Walaupun demikian, pendapat dari konsiliator tersebut tidak mengikat
sebagaimana mengikatnya putusan arbitrase.
Ketidakterikatan
para pihak terhadap pendapat yang diajukan oleh konsiliator mengenai sengketa
yang dihadapi oleh para pihak tersebut, menyebabkan penyelesaiannya sangat
tergantung pada kesukarelaan para pihak.
Cara konsiliasi
ditempuh atas inisiatif salah satu pihak atau para pihak membawa sengketa
konsumen ke BPSK yang ditangani oleh Majelis Badan Penyelesaian Sengketa
Konsumen yang bersifat pasif dalam persidangan. Sebagai pemerantara antara para
pihak yang bersengketa, Majelis BPSK bertugas:
a. Memanggil
konsumen dan pelaku usaha yang bersengketa;
b. Memanggil saksi
dan saksi ahli bila diperlukan;
c. Menyediakan
forum bagi konsumen dan pelaku usaha yang bersengketa;
d. Menjawab
pertanyaan konsumen dan pelaku usaha, perihal peraturan perundang-undangan di
bidang perlindungan konsumen.
Berdasarkan
Pasal 29 Surat Keputusan Menperindag Nomor 350/MPP/kep/12/2001, bahwa prinsip
tata cara Penyelesaian Sengketa Konsumen (PSK) dengan cara konsiliasi ada 2
(dua) yaitu: Pertama, proses penyelesaian sengketa konsumen menyangkut bentuk
maupun jumlah ganti rugi diserahkan sepenuhnya kepada para pihak, sedangkan
Majelis BPSK bertindak pasif sebagai konsiliator.
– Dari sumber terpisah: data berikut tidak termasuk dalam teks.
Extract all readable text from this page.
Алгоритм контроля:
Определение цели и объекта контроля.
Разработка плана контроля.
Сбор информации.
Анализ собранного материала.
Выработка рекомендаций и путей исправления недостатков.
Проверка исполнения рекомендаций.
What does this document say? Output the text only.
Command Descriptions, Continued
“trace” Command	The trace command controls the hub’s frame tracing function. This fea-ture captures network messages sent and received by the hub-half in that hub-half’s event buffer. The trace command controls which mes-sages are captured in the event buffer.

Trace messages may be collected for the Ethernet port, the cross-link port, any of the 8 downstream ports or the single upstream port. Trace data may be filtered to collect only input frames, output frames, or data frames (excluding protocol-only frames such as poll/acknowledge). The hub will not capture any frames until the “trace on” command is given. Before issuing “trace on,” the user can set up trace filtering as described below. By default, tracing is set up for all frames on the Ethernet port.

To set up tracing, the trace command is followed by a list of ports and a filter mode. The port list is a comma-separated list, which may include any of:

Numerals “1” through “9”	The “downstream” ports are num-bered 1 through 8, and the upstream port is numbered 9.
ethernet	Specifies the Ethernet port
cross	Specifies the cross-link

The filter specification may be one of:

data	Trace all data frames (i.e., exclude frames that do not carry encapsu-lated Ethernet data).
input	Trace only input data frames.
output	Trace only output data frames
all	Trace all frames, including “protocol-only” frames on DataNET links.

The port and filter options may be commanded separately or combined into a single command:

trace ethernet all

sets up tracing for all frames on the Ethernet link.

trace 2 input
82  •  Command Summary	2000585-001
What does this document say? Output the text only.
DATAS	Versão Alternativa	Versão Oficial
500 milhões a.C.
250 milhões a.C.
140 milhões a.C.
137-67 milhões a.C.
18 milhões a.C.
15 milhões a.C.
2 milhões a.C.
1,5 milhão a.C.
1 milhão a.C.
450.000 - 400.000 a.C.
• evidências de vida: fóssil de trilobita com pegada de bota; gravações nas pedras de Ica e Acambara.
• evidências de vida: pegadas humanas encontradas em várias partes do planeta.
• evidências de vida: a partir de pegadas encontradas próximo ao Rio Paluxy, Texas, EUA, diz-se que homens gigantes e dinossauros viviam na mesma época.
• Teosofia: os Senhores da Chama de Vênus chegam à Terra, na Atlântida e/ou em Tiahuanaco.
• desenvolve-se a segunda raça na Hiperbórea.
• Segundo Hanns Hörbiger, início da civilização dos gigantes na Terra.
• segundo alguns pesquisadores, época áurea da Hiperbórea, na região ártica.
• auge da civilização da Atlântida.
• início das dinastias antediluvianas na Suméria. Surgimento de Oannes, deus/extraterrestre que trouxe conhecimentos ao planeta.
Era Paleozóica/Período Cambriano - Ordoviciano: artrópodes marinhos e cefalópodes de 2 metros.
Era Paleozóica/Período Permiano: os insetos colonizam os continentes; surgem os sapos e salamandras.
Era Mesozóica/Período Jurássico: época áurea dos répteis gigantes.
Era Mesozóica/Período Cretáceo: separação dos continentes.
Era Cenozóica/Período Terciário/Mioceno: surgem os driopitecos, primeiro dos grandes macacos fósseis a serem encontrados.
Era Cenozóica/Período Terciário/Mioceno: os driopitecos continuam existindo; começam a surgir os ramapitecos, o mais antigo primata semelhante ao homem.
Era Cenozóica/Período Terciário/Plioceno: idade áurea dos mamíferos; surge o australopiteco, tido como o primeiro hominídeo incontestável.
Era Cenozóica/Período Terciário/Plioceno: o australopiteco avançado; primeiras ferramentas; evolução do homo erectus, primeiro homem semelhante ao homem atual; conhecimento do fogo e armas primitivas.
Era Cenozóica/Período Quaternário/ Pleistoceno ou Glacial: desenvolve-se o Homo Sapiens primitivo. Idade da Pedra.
Kedua, hasil musyawarah konsumen dan pelaku usaha dikeluarkan dalam
bentuk keputusan BPSK.
2.
Mediasi
Dalam Pasal 6 ayat (3) Undang-Undang
Nomor 30 Tahun 1999 dikatakan bahwa atas kesepakatan tertulis para pihak
sengketa atau beda pendapat diselesaikan melalui bantuan seorang atau lebih
penasihat ahli maupun melalui seorang mediator.
Menurut Riskin dan Westbrook, mediasi
merupakan:
Mediasi is an
informal process in which a neutral third party helps other resove a dispute or
plan a transaction but does not (and ordinarily does not have the power to)
impose a solution.
Sementara
menurut Pasal 1 angka 10 Keputusan Menteri Perindustrian dan Perdagangan Nomor
350/MPP/Kep/12/2001, menjelaskan bahwa mediasi merupakan proses penyelesaian
sengketa konsumen di luar pengadilan dengan perantaraan BPSK sebagai penasihat
dan penyelesaiannya diserahkan kepada para pihak. Penyelesaian dengan cara ini
dilakukan sendiri oleh para pihak yang bersengketa dengan didampingi oleh
majelis yang bertindaak aktif sebagai mediator. Cara mediasi ini hampir sama
dengan cara konsiliasi, yang membedakan diantara keduanya adalah kalau mediasi
didampingi oleh majelis yang aktif, sedangkan cara konsiliasi didampingi
majelis yang pasif.
Dengan
demikian, dapat dikatakan bahwa mediasi merupakan proses negosiasi pemecahan
masalah dimana pihak luar yang tidak memihak (impartial) bekerja sama dengan
pihak yang bersengketa untuk membantu memperoleh kesepakatan perjanjian dengan
memuaskan. Berbeda dengan hakim atau arbiter, mediator tidak mempunyai wewenang
untuk memutuskan sengketa. Mediator hanya membantu para pihak untuk
menyelesaikan persoalan-persoalan yang dikuasakan kepadanya. Jadi dalam hal ini
peran mediator sangat terbatas, yaitu pada hakikatnya hanya menolong para pihak
untuk mencari jalan keluar dari persengketaan yang mereka hadapi, sehingga
hasil penyelesaian dalam bentu kompromi terletak sepenuhnya pada kesepakatan
para pihak, dan kekuatannya tidak secara mutlak mengakhiri sengketa final dan
tidak pula mengikat secara mutlak tapi tergantung pada itikad baik untuk
memenuhi secara sukarela.
Keuntungan
penyelesaian sengketa melalui mediasi ini adalah karena cara pendekatan
penyelesaian diarahkan pada kerja sama untuk mencapai kompromi, sehingga
masing-masing pihak tidak perlu saling mempertahankan fakta dan bukti yang
mereka miliki, serta tidak membela dan mempertahankan kebenaran masing-masing.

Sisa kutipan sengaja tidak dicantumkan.